The Three Pillars of Automated Testing

The Three Pillars of Automated Testing

In order to have fast and quality release you need to implement and balance between the three automation pillars, not leaning heavily towards one or the other. They are interconnected and act as a different layers to defend agains various problems.

More posts will follow to describe in details the three pillars, but the highlights are listed bellow.

Static code analysis tools evaluate all the code according to some rules - syntactic, lexical, potential bugs. This step does not execute any code. For example, a PHP static code analysis tool chain might include: linter, hhvm in analysis mode, phpmd, php codesniffer, custom php code checks. A Java static code analysis toolchain might include: compiler (no way around this), findbugs, pmd, aspirator, checkstyle. These are the cheapest tests as they are configured once and require little or no maintenance.

Unit tests are written by developers, execute some of the code (more on code coverage fallacies in another blog posts). They should be fast, reliable and deterministic, hence they should not talk to the database or the network. All the external dependencies should be under developer’s control using stubs/mocks. All the execution happens only in memory.

Blackbox tests can be API, UI, Acceptance, Integration, System. Everyone understands what those names mean differently. What is common is that in order for them to pass, the application needs to be in a running state, the databases are hooked up, the filesystem and the networks are operational. They threat the application as black box, not knowing the external state. They use only the external syste interfaces - http, web services, database. These are the slowest and the most unreliable tests, and you should take care not to write more of those than needed. Comparing to the unit tests, you don’t have control over the external dependencies. Another common trait related to those tests is that they are usually written by the same group of people — either developers or automation test QA engineers. The gist of it is that there is a lot of code reuse between say API and UI tests, for setting them up, tearing down, use proper domain model, so it makes sense to share the common parts.

If you are familiar with the testing pyramid, the addition would be the static code analysis at the bottom. Also I classify the tests above the unit tests (API, UI) to be of the same type because they require the application to be in full running condition. Whereas the unit tests still execute the code only in memory, however are limited, because they use test doubles.

the three pillars of automated testsing
The pillars are ordered in the same order as they should be run. Upon commit, you automatically run the fastest check first (your first line of defense), then gradually proceed to the slowest. If any of the checks fail, then you fail the whole build, no need to continue, as it’s most likely that the next check will fail too. The checks also have another property, the fast and small they are, they pinpoint the exact location of the problem more easily

Depending on your CI/CD setup, you may not want to deploy to test/integration/staging or automatically install if the build fails. Also there is no need for manual tests to begin until the build is broken. No need to waste precious human time to see that the PHP developer has committed a line that does not end in semicolon. The linter from the first pillar (static code analysis) will automatically catch this error on commit. Of course, when using a compiled language, a syntax error like this would fail to compile the application, but in interpreted languages you don’t have this luxury.

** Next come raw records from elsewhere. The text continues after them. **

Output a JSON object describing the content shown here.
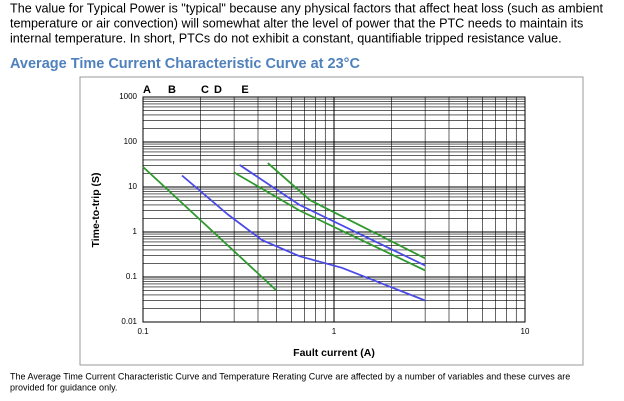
{
  "paragraph": [
    "The value for Typical Power is \"typical\" because any physical factors that affect heat loss (such as ambient",
    "temperature or air convection) will somewhat alter the level of power that the PTC needs to maintain its",
    "internal temperature. In short, PTCs do not exhibit a constant, quantifiable tripped resistance value."
  ],
  "heading": "Average Time Current Characteristic Curve at 23°C",
  "chart_data": {
    "type": "line",
    "x_label": "Fault current (A)",
    "y_label": "Time-to-trip (S)",
    "xlim": [
      0.1,
      10
    ],
    "ylim": [
      0.01,
      1000
    ],
    "xticks": [
      0.1,
      1,
      10
    ],
    "yticks": [
      0.01,
      0.1,
      1,
      10,
      100,
      1000
    ],
    "log_x": true,
    "log_y": true,
    "grid": true,
    "series": [
      {
        "name": "A",
        "color": "#2e9a2e",
        "x": [
          0.1,
          0.5
        ],
        "values": [
          28,
          0.05
        ]
      },
      {
        "name": "B",
        "color": "#4a4ae8",
        "x": [
          0.16,
          0.28,
          0.42,
          0.66,
          1.1,
          3
        ],
        "values": [
          18,
          2.4,
          0.66,
          0.29,
          0.16,
          0.03
        ]
      },
      {
        "name": "C",
        "color": "#2e9a2e",
        "x": [
          0.3,
          0.66,
          3
        ],
        "values": [
          21,
          3,
          0.14
        ]
      },
      {
        "name": "D",
        "color": "#4a4ae8",
        "x": [
          0.32,
          0.66,
          3
        ],
        "values": [
          31,
          4,
          0.18
        ]
      },
      {
        "name": "E",
        "color": "#2e9a2e",
        "x": [
          0.45,
          0.75,
          3
        ],
        "values": [
          34,
          5.1,
          0.26
        ]
      }
    ]
  },
  "caption": [
    "The Average Time Current Characteristic Curve and Temperature Rerating Curve are affected by a number of variables and these curves are",
    "provided for guidance only."
  ]
}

When the build breaks it’s all hands on desk until the build is green again. Usually the response is for the developer who broke the build to fix it (this is common courtesy to your colleagues). So wait for the feedback before you leave work. Should be less than 5 minutes.

All the check should run automatically after every commit and everything should finish within 5 minutes — to give the developer fast feedback about the quality of the new code. For this is the average attention span of the developer. More than 5 minutes, and the developer moves to other things - Social networks, surfing Internet, porn, bathroom (maybe not in this particular order). The 5 minute rule has the added benefit to point at a problem while the code is still fresh in developers mind. The code push should be small (a few lines) so it’s easy to be fixed in case of a problem, easy to pinpoint where the bug is.

Do yourself a favor and push code at least twice a day!